Mais à l’époque cette création du 4e code après les Codes civil, commercial et pénal, n’est pas allée de soi ?

On a assisté en effet à de vifs et passionnants débats entre les tenants de la codification et ses adversaires, il est vrai minoritaires.
Sont pour : les socialistes avec Jaurès en tête suivant l’inspiration de Louis Blanc qui dès les années 1848 appelait de ses vœux un vrai droit du travail. Mais aussi les Républicains qui ont fini par comprendre qu’on ne pouvait échapper à l’enrichissement de la République comme forme politique, par une dimension sociale supposant la prise au sérieux non seulement de la « question sociale » mais des acteurs sociaux en train de prendre corps.
Sont pour également les catholiques sociaux d’inspiration traditionaliste tels Le Play et Albert de Mun qui déposera une proposition de loi en ce sens en décembre 1889 tout en soulignant l’importance de limiter l’intervention de l’Etat au profit d’une auto-organisation professionnelle de tonalité corporatiste. Ou bien encore les catholiques de tonalité plus moderne du Sillon de Marc Sangnier. C’est l’un de ses animateurs, Henri Lorin qui déclare en 1907 : « Un Code du travail s’élabore, contraire à l’esprit du Code civil ; un droit social tend à se substituer au droit individualiste… De ce droit social on cherche les formules dans la rumeur de l’usine, dans le tumulte de la rue, sur les champs de bataille économique, au sein des syndicats  ».
On peut même y adjoindre des conservateurs, tel Charles Benoist selon qui « puisqu’il y a un code de la propriété, pourquoi n’y aurait-il pas un code du travail ?  »
En revanche, les syndicats se montrent à l’époque plutôt réservés par méfiance pour un Etat qui a encore sur les mains le sang de la Commune. Ils préfèrent à la loi l’œuvre des prud’hommes.
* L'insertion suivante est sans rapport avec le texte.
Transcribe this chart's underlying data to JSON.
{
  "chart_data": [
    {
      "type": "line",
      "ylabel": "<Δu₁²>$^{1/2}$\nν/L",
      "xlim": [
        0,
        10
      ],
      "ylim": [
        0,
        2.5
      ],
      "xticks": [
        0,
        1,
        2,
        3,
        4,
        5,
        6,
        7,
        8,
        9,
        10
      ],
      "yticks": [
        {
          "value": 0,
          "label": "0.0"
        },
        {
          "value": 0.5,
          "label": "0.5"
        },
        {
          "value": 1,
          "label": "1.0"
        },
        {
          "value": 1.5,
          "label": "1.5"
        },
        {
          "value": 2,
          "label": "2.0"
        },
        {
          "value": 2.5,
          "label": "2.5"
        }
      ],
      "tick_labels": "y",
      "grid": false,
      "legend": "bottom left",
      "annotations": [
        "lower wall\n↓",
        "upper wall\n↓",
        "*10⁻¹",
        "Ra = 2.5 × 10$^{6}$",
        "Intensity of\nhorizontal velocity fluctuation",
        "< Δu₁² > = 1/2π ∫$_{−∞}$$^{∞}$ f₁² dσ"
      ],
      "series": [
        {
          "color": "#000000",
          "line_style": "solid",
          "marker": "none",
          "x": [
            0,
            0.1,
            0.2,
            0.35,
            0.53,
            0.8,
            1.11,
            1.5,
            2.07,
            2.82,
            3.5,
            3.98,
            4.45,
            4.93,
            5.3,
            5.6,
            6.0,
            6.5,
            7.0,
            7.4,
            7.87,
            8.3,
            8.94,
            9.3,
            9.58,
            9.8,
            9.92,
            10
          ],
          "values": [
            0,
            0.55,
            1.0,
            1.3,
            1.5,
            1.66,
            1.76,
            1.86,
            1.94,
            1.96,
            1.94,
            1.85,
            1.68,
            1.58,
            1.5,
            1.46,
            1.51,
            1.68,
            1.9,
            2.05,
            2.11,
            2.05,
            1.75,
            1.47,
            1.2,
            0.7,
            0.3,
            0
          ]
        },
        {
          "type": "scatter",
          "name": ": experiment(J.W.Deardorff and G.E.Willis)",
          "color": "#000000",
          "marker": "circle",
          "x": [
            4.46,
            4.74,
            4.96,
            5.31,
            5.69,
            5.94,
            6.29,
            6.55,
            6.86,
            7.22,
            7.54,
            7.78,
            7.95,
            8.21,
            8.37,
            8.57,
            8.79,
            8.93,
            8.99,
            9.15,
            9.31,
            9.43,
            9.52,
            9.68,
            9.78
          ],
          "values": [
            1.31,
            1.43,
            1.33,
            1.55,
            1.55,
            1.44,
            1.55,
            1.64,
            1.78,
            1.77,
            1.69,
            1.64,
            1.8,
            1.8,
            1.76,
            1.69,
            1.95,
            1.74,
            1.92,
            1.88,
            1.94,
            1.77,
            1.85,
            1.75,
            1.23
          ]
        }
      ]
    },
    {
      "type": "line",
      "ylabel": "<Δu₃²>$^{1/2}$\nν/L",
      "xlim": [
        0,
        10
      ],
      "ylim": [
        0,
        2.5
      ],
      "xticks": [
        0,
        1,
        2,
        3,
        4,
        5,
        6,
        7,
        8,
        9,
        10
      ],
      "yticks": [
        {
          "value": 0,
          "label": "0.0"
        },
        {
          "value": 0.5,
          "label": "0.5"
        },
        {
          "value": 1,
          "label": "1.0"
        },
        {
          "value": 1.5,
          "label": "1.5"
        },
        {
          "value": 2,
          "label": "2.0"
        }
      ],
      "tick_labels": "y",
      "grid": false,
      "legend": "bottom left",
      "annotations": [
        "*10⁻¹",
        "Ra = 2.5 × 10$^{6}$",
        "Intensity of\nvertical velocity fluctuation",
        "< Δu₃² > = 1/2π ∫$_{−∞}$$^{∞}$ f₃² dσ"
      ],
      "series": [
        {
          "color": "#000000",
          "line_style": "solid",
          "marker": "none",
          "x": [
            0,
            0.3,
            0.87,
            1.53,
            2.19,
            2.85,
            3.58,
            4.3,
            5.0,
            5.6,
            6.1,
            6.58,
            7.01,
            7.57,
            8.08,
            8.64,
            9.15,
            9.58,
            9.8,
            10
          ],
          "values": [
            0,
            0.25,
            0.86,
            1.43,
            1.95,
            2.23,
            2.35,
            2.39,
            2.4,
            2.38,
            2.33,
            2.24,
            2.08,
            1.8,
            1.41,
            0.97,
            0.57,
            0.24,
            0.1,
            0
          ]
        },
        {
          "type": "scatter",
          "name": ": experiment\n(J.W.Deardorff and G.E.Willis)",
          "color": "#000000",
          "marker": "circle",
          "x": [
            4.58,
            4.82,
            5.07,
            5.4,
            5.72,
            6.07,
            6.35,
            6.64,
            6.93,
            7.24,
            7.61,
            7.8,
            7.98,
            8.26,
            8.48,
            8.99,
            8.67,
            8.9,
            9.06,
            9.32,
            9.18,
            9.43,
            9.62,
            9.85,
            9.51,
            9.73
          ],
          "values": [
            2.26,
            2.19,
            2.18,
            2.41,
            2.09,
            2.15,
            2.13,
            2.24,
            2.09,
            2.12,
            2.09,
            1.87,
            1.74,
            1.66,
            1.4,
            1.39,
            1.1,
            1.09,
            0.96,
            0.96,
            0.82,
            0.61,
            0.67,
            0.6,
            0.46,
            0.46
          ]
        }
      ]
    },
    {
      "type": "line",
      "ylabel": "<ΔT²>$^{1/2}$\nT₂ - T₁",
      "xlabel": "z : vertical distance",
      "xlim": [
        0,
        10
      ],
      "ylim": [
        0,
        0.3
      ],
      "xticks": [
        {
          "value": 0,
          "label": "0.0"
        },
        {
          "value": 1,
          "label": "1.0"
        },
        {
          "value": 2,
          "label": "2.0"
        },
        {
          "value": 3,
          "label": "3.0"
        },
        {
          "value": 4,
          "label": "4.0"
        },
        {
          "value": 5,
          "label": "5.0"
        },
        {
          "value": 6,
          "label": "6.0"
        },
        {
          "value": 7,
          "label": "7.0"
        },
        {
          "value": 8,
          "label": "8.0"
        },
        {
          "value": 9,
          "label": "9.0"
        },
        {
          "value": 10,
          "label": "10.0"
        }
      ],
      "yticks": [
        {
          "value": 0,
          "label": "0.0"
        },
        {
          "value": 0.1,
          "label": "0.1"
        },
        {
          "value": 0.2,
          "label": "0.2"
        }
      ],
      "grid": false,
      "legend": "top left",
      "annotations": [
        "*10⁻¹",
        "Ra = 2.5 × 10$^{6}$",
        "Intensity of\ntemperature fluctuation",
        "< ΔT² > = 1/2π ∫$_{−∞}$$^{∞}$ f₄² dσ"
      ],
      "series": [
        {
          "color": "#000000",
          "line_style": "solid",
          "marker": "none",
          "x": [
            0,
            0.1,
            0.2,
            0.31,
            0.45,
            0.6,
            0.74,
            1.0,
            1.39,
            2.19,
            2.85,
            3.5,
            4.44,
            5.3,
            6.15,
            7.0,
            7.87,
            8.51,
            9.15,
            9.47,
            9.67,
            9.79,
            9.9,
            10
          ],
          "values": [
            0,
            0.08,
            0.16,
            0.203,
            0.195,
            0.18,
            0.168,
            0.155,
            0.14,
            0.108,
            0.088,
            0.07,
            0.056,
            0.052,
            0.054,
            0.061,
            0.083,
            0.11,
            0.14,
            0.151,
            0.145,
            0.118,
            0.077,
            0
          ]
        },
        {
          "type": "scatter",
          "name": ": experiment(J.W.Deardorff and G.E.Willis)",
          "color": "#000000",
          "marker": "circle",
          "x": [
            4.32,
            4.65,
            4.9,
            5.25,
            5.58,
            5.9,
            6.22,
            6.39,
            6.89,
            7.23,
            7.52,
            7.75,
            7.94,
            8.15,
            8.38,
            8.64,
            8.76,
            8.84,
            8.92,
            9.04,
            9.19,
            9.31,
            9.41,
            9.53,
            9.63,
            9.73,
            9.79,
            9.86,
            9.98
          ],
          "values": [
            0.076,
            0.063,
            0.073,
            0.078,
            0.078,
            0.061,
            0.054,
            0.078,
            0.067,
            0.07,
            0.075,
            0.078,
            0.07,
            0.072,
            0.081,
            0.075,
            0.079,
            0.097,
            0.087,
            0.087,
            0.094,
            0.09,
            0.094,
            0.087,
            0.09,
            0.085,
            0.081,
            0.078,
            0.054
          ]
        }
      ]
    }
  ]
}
Qu’en est-il des « contre » ?

Ce sont essentiellement les partisans du plus strict libéralisme économique qui objectent. Par crainte d’une « législation de classe » déjà redoutée par J. Stuart-Mill, d’un « droit ouvrier » comme le dira plus tard G. Scelle. Quand ils ne s’opposent pas à l’idée de codification de la « législation industrielle », ils militent pour son inscription dans le cadre du Code civil tenu pour « droit général de la nation ». « Dans le droit commun de tous les Français, pas de droit particulier à telle ou telle classe de Français ». Droit commun de tous les Français, le droit civil ? C’est précisément le postulat qui fait difficulté. Et ensuite par réticence de principe à tout droit du travail réputé entraver le libre fonctionnement du marché en finissant par se retourner contre ses destinataires par un effet pervers constamment souligné. Plus de droit du travail, moins d’emplois. Tel est l’argument dont on mesure la remarquable constance à travers une histoire qui l’infirme crûment.